You are most likely to find other layers of old weak snow the further you move east from the Cascade crest. Here snowpacks are shallower, more variable, and generally weaker. In some locations, weak snow near the ground can still be found. These basal facets have hung around all season. Digging profiles and using snowpack tests is the best way to gain information about these old persistent weak layers. However, snowpack tests are just one piece of the puzzle. Your terrain decisions shouldn't hinge on any given test result. Because of the size of our forecast zones and the variability in the snowpack, it's important to make snow observations as you travel. We’ll keep watching these old layers, but let us know what you see while you are in the mountains.
2 - 2
Recent storm snow should be gaining strength. However, we have a high degree of uncertainty at higher elevations. You may still trigger lingering storm slabs on very steep slopes, near convex rollovers, or in unsupported terrain. If you see evidence of wind drifted snow, storm slabs in these areas may be deeper and easier to trigger. A little patience and caution will go a long way if you are traveling into alpine areas or more remote locations.

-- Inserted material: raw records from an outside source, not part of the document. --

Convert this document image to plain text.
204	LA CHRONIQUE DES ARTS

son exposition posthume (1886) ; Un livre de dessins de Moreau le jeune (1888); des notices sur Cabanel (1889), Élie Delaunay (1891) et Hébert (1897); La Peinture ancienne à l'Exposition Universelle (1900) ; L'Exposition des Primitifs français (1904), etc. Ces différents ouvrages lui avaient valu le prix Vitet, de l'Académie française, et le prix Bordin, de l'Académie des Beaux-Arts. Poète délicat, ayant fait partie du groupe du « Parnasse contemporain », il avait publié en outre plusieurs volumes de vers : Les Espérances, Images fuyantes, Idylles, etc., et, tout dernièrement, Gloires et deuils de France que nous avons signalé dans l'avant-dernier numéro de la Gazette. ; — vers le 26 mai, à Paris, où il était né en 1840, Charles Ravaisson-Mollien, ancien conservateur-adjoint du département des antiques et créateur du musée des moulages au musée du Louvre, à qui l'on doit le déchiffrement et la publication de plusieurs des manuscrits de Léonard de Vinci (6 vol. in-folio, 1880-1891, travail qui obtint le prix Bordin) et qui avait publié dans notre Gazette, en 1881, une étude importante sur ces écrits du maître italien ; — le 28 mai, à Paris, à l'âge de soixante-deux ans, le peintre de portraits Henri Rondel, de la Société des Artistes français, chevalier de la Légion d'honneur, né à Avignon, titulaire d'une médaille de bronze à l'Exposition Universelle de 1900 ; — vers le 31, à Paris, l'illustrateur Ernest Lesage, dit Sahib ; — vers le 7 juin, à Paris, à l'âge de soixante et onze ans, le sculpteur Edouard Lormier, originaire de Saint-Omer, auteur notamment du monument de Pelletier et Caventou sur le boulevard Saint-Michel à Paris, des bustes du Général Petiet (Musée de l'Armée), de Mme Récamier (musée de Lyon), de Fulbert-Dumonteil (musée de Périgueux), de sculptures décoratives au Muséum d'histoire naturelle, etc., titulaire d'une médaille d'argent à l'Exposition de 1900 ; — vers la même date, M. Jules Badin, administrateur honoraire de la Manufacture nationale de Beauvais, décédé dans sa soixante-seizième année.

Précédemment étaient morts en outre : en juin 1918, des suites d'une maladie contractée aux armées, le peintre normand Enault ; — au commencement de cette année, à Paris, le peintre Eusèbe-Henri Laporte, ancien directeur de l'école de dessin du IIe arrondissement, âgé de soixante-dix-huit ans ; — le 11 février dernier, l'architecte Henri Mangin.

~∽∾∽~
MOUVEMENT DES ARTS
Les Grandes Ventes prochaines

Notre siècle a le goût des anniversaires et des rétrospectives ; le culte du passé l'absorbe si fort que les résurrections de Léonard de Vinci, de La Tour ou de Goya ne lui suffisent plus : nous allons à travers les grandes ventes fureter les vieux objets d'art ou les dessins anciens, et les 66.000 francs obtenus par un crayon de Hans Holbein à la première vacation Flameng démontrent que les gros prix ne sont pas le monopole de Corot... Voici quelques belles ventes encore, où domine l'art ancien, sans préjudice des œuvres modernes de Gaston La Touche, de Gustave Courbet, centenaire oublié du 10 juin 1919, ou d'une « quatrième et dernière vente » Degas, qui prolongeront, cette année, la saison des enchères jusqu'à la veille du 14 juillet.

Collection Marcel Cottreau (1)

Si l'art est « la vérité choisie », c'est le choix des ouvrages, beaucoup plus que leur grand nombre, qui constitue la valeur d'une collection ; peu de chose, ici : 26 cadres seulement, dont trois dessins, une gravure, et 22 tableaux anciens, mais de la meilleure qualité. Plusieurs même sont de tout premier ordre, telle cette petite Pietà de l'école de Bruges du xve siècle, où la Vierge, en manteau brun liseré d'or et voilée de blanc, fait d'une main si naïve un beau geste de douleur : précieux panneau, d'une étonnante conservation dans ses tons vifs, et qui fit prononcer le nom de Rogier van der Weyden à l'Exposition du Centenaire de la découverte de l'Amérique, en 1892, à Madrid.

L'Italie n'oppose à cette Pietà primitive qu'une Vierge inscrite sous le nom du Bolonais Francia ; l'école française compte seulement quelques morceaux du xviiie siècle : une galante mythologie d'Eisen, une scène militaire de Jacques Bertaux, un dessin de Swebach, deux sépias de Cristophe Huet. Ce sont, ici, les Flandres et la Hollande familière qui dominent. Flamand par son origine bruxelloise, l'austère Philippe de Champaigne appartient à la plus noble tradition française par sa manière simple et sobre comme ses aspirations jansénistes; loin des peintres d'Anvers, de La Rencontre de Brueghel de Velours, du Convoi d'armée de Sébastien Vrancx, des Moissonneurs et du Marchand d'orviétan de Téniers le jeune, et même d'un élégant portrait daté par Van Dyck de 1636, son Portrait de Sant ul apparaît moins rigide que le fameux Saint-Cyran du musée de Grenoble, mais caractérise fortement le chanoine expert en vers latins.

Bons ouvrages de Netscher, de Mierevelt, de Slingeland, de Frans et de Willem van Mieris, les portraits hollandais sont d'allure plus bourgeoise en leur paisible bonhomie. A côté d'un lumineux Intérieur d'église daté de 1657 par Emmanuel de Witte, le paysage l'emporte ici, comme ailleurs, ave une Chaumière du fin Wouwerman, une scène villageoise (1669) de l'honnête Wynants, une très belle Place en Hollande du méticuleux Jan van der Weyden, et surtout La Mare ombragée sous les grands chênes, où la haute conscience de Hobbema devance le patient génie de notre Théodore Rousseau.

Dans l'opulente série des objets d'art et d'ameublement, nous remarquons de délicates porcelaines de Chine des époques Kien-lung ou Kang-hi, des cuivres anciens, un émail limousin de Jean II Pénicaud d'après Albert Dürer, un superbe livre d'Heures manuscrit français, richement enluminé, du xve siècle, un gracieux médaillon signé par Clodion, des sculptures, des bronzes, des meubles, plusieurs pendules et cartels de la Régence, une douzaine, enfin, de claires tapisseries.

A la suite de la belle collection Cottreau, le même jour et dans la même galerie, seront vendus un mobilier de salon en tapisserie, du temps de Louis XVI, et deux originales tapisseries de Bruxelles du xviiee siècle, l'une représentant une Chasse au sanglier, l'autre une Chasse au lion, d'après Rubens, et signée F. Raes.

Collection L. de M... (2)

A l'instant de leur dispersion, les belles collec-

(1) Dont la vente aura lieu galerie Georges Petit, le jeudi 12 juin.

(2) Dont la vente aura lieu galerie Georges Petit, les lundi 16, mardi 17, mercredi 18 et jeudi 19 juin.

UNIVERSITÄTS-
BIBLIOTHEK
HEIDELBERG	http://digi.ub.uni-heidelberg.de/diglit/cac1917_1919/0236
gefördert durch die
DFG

Warm air temperatures and sunshine will continue to create wet snow surface conditions on steep southerly slopes. Be leery of sun-exposed terrain, particularly after a few hours of direct sun. If you see rollerballs or experience wet surface snow deeper than you ankle, loose wet avalanches are becoming more likely on similar slopes. Even small loose wet avalanche can be harmful if you are in confining terrain features, such as gullies or chutes.